Carol was (and is) extremely dedicated to her career. She made more money than me, and has much better earning potential going forward. She’d always assumed that when she started having kids, she’d keep working and would hire a nanny. But we talked about it A LOT, and decided that I’d try to be the primary parent. I was in banking, but not really going anywhere, and with all of the talking and reflection I decided I really didn’t care for what I was doing but could take a totally different path of being the primary caretaker, despite my very limited experience in that area.
So, “Carol Tyler” is a well established professional while “Carol Harper” is who?
I didn’t have the same dynamic going from Harper to Tyler, especially as my career was not established as hers and was going to be secondary anyway.
Shortly before the wedding. I decided to make the change. Told her on Christmas Eve. She was stunned. Actually, she asked me to reconsider, that it was cool with her for me not to change. But I told her it was too late, and then she said GREAT!
After New Year’s we told everyone and the reaction was about 60/40 negative, which means that what people were thinking is probably 80/20 negative. A number of people just rolled their eyes at me, a few called me a wimp or more colorful terms, and many more directed negative comments to Carol. Oh well, that’s the way it goes.

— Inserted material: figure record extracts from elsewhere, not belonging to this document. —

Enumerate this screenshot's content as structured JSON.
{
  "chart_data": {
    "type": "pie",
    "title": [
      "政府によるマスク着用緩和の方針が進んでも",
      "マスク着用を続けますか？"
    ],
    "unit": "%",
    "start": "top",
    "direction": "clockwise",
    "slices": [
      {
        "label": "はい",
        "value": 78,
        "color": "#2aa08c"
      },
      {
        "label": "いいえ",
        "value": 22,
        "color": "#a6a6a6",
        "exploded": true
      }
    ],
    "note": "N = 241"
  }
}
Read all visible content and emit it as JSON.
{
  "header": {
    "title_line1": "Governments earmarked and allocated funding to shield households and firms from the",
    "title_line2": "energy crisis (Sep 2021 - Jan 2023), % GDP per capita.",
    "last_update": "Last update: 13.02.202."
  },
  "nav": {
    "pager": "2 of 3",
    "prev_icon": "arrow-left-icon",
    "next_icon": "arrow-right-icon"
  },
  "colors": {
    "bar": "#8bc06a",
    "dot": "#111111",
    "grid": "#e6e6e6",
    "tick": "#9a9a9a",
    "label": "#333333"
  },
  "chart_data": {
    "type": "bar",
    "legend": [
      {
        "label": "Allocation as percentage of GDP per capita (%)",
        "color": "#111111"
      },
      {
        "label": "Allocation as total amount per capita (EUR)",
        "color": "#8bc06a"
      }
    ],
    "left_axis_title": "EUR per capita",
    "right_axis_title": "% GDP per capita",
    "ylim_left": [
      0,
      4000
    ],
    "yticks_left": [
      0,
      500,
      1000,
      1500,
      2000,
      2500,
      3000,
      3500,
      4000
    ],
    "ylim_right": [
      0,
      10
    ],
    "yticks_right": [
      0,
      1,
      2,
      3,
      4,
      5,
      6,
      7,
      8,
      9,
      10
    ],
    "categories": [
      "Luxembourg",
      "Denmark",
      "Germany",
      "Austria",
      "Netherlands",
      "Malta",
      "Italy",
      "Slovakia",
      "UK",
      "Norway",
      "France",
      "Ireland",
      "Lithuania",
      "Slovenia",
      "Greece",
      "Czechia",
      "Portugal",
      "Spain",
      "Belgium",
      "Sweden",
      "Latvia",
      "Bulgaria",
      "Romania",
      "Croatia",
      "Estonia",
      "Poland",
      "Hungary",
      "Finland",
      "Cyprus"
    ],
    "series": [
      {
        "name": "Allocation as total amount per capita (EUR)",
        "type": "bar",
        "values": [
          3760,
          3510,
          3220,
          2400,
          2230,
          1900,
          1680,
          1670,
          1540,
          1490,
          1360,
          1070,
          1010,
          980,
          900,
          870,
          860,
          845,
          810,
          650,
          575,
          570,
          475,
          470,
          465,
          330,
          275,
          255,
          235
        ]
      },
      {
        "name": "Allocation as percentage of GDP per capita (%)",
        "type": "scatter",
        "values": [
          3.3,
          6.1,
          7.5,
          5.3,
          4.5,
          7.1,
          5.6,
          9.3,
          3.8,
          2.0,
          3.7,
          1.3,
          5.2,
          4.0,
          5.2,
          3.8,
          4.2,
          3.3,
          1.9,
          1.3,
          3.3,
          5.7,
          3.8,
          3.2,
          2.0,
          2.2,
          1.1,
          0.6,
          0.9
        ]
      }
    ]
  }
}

As for best responses, I count two, one sappy and one edgy. The sappy one came from Carol’s cousin, who said,”You’ve taken her name and her heart.” The edgy one came from one of her work friends, who wished us at least one daughter so that there’d be someone to carry on the family name. LOL.
Anyway, the big day came, I signed the certificate, the minister introduced us to the crowd as the Tylers, and of course the deejay did too.
|Image used with permission
After the honeymoon, the real work began. All told, I think I contacted (by mail, email, and otherwise) over 70 institutions, beginning with the MVD and Social Security office, and going on for 3 weeks or so. At work, my name changed but my email address stayed the same. At first, I signed and introduced myself as Mark Harper Tyler, but the Harper part was basically irrelevant. So after a few weeks I reduced it to an “H” on the signature and omitted it when I introduced myself. It wasn’t long after that when we found out that we were expecting. And a month or two after that, the name-change issue just receded.
One of the last documents I received was my re-named college diploma, and for some reason this had a greater effect on me than any of the other materials. Don’t really know why, but it probably has something to do with the fact that I graduated years before I ever met Carol, and now my marriage to her had reached back and literally rewritten the name on my diploma. This is awesome and cool, but it still feels a little odd.
Anyway, by last fall, the name-change was a fairly distant memory. We found out that our child would be a girl, and we easily agreed on Angela as a first name and it was definite that Tyler would be the last name.
Carol assumed that my maiden name of Harper would be the middle name, and while the name would sound fine, I wanted to honor my mother and an aunt on my father’s side, both of whom are named Marian. When I told Carol, she said something like, “What about YOUR last name?” and i reminded her that my last name was Tyler, and that was that.
So, in November, we welcomed Angela Marian Tyler into the world.
Thanks, Mark, for giving us insight into your and Carol’s thinking. You raise some good points. So, readers, what do you think? Would your partner consider this? Would you?